WYOMISSING, Pa. — “Barbie” has quickly become the highest-grossing film ever featuring an iconic doll and has inspired plenty of memes and TikTok posts. Greta Gerwig’s film has become an instant classic due to its clever jokes and great physical comedy from an all-star cast; not to mention being an insightful exploration of patriarchy and gender stereotypes that Michelle Ramsey, professor of communication arts and sciences at Penn State Berks as well as expert in women’s studies and gender, discussed its influence with us as we watched it together.
The film’s visual style resembles that of a Barbie superfan’s imagination run amok. Scenes in Barbieland – the plastic world filled with life-sized dolls and their Kens – feature inventive set pieces, humorous references to campy cinema, and colorful costumes of every hue imaginable – evoking The Wizard of Oz or The Truman Show and other films where fantasy collides with reality for characters to struggle between one world or the other to determine which is actually real. It’s an eye candy treat which recalls those films in which fantasy meets reality for characters to try to determine which is real!

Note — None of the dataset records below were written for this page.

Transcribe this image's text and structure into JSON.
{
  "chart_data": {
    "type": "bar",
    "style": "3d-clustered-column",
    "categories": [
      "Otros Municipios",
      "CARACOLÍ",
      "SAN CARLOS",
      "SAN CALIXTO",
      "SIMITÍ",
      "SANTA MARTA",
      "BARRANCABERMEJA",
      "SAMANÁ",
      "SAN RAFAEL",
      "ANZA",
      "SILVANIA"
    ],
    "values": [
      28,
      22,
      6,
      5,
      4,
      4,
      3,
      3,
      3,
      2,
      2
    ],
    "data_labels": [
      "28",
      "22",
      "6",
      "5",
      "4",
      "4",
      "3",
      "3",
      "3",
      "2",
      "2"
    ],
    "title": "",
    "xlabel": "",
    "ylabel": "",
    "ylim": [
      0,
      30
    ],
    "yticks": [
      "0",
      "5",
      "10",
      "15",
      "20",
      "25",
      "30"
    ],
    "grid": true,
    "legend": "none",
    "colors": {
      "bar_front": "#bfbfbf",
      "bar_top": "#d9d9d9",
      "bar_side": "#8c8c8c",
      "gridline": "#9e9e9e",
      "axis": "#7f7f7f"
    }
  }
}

But these visuals only scratch the surface of this film’s complex themes. As the story progresses, we learn that Mattel CEO Will Ferrell (played by Will Farrell) has an odd fixation with Barbie whom he sees as an anathema to feminism and female empowerment. When Barbie escapes his attempts at trapping and twist-tying her in a display box in New York, feminist-critical haters call her everything from bimbo to fascist before experiencing real world issues like catcalling before realizing this world may not live up to her expectations.